Robotic Modeling, Simulation and Analysis

The models varieties are important for health and medical robotics applications. We can divide it into two main categories relevant health and medical robotics: people modeling (from tissue biomechanical to human physical and cognitive behavior) and engineered systems modeling (including information/integration flow, and open platforms and architectures). The models can be of physiology, biomechanics, environment, dynamics, geometry, state, interactions, tasks, cognition, and behavior. The models can be used for many tasks, including optimal design, planning, control, task execution, testing and validation, diagnosis and prognosis, training, and social and cognitive interaction.

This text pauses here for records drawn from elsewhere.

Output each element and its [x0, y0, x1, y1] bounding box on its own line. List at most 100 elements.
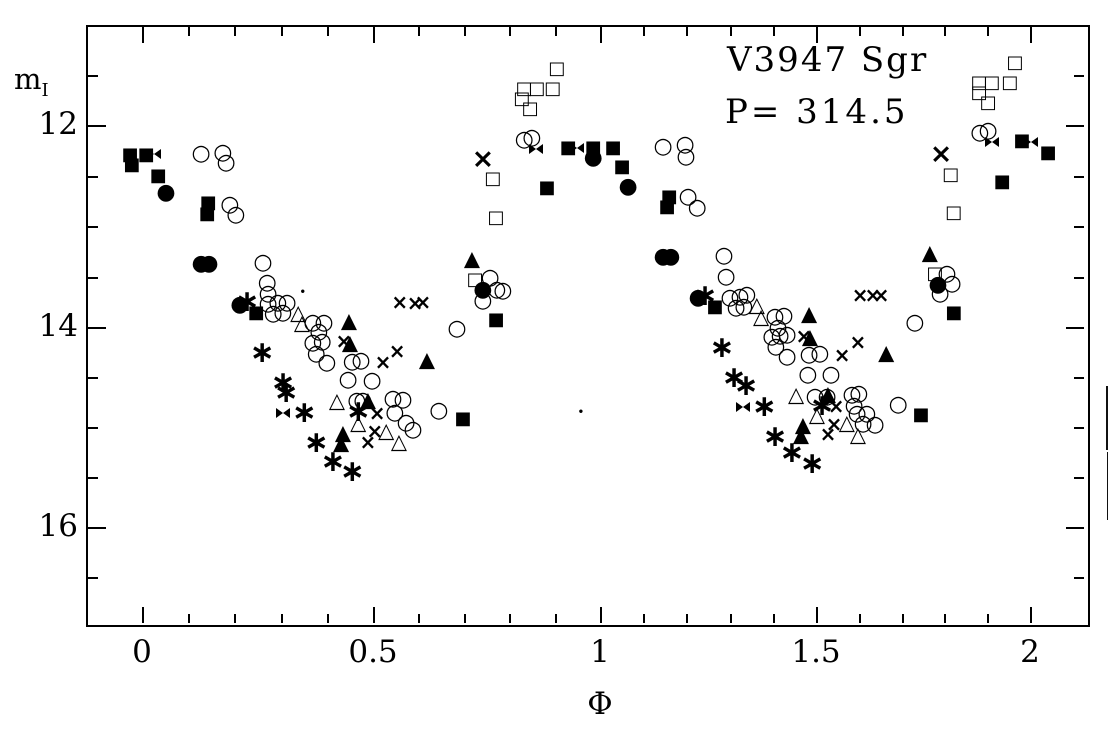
- y-minor-tick: [1074, 226, 1084, 228]
- point-open-square: □: [521, 97, 539, 119]
- x-major-tick: [600, 27, 602, 43]
- x-minor-tick: [902, 614, 904, 623]
- point-cross: ×: [819, 422, 837, 446]
- point-open-circle: ○: [268, 289, 288, 315]
- point-asterisk: ∗: [345, 394, 371, 429]
- point-bold-cross: ×: [929, 138, 953, 170]
- y-minor-tick: [1074, 477, 1084, 479]
- point-bowtie-star: [147, 149, 161, 159]
- point-open-circle: ○: [258, 280, 278, 306]
- point-open-square: □: [1001, 71, 1019, 93]
- point-filled-circle: ●: [688, 284, 708, 310]
- point-filled-circle: ●: [199, 251, 219, 277]
- point-filled-triangle: ▲: [341, 330, 358, 355]
- point-filled-square: ■: [487, 308, 505, 330]
- x-minor-tick: [987, 614, 989, 623]
- point-cross: ×: [864, 282, 882, 307]
- point-cross: ×: [414, 289, 432, 314]
- y-axis-label: mI: [14, 62, 49, 101]
- point-open-circle: ○: [263, 300, 283, 326]
- point-open-circle: ○: [714, 243, 734, 269]
- point-open-circle: ○: [362, 368, 382, 393]
- point-open-circle: ○: [765, 303, 785, 329]
- point-filled-square: ■: [199, 191, 217, 213]
- point-open-circle: ○: [396, 410, 416, 435]
- point-open-circle: ○: [857, 401, 877, 426]
- point-asterisk: ∗: [809, 388, 835, 423]
- point-asterisk: ∗: [799, 446, 825, 481]
- point-filled-triangle: ▲: [794, 412, 812, 437]
- point-open-circle: ○: [314, 310, 334, 335]
- x-tick-label-1p5: 1.5: [791, 634, 841, 670]
- point-filled-square: ■: [123, 154, 141, 176]
- point-open-circle: ○: [942, 270, 962, 296]
- scan-artifact-line: [1106, 386, 1108, 450]
- point-filled-triangle: ▲: [878, 340, 895, 365]
- x-minor-tick: [987, 27, 989, 36]
- point-cross: ×: [359, 430, 377, 454]
- point-open-square: □: [942, 163, 960, 185]
- point-open-square: □: [926, 262, 944, 284]
- point-open-square: □: [548, 58, 566, 80]
- point-open-circle: ○: [403, 417, 423, 442]
- point-filled-square: ■: [247, 301, 265, 323]
- point-open-triangle: △: [350, 410, 367, 435]
- point-open-circle: ○: [726, 294, 746, 320]
- point-open-triangle: △: [808, 402, 825, 427]
- point-open-triangle: △: [753, 304, 770, 329]
- y-major-tick: [88, 327, 106, 329]
- point-dot: ∙: [577, 404, 585, 418]
- x-axis-label: Φ: [587, 686, 613, 722]
- point-filled-triangle: ▲: [792, 422, 809, 447]
- y-minor-tick: [88, 477, 98, 479]
- y-tick-label-12: 12: [38, 106, 78, 142]
- point-cross: ×: [406, 290, 424, 315]
- point-filled-square: ■: [660, 185, 678, 207]
- point-filled-triangle: ▲: [333, 430, 350, 455]
- point-dot: ∙: [299, 283, 307, 298]
- point-open-circle: ○: [226, 201, 246, 227]
- y-minor-tick: [88, 176, 98, 178]
- x-major-tick: [373, 607, 375, 623]
- point-open-circle: ○: [257, 269, 277, 295]
- x-major-tick: [373, 27, 375, 43]
- x-minor-tick: [730, 27, 732, 36]
- x-minor-tick: [188, 27, 190, 36]
- point-cross: ×: [851, 282, 869, 307]
- y-minor-tick: [88, 75, 98, 77]
- point-open-circle: ○: [522, 125, 542, 151]
- y-minor-tick: [1074, 176, 1084, 178]
- point-open-circle: ○: [777, 344, 797, 369]
- point-open-circle: ○: [258, 290, 278, 316]
- x-minor-tick: [418, 614, 420, 623]
- point-open-circle: ○: [309, 319, 329, 344]
- point-asterisk: ∗: [234, 283, 260, 319]
- y-minor-tick: [88, 427, 98, 429]
- point-cross: ×: [388, 339, 406, 363]
- point-open-circle: ○: [821, 362, 841, 387]
- point-open-circle: ○: [473, 287, 493, 313]
- point-filled-circle: ●: [191, 251, 211, 277]
- y-minor-tick: [1074, 427, 1084, 429]
- point-cross: ×: [391, 289, 409, 314]
- point-bowtie-star: [985, 137, 999, 147]
- point-filled-triangle: ▲: [801, 301, 818, 326]
- x-minor-tick: [944, 27, 946, 36]
- point-filled-square: ■: [658, 195, 676, 217]
- point-open-circle: ○: [842, 382, 862, 407]
- point-filled-triangle: ▲: [334, 420, 352, 445]
- point-open-triangle: △: [328, 388, 346, 413]
- point-open-square: □: [466, 268, 484, 290]
- y-major-tick: [1066, 125, 1084, 127]
- point-open-square: □: [1006, 52, 1024, 74]
- point-open-circle: ○: [716, 263, 736, 289]
- point-cross: ×: [833, 343, 851, 367]
- point-open-circle: ○: [393, 387, 413, 412]
- point-filled-triangle: ▲: [359, 387, 376, 412]
- y-major-tick: [88, 125, 106, 127]
- point-open-circle: ○: [844, 393, 864, 418]
- point-asterisk: ∗: [270, 365, 296, 400]
- point-cross: ×: [368, 401, 386, 425]
- x-minor-tick: [643, 614, 645, 623]
- x-minor-tick: [859, 614, 861, 623]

Now we provide some specific examples of models needed for health care and medicine. In tele-operated or remote surgery with time delays, model of patient are required to allow natural interaction between the surgeon and the remote operating environment. Tissue models in general are needed for planning procedures, training simulators, and automated guidance systems. These are just beginning to be applied in needle based operations, but more sophisticated models would enable planning and context appropriate guidance for a wider variety of procedures, such as surgery cellular and laparoscopic surgery. Models that are realistic sufficiently to be rendered in real time would enable high fidelity surgical simulations for general training and patient specific practice conducted by surgeons. We need models of human cognition and behavior in order to provide appropriate motivational assistance for assistive healthcare robots. Physical models of a patient’s whole body are also needed for a robot to provide physical assistance for tasks such as getting out of bed or eating.

Another sample, consider a rehabilitation system that uses robotic technology for early and accurate diagnosis. Such a system would need models of the patient and his deficit in order to design appropriate treatments, and assess accurately outcomes. Ideally, the model of the patient would change after treatment. Such models are also needed for robotic technology to participate in and augment diagnosis.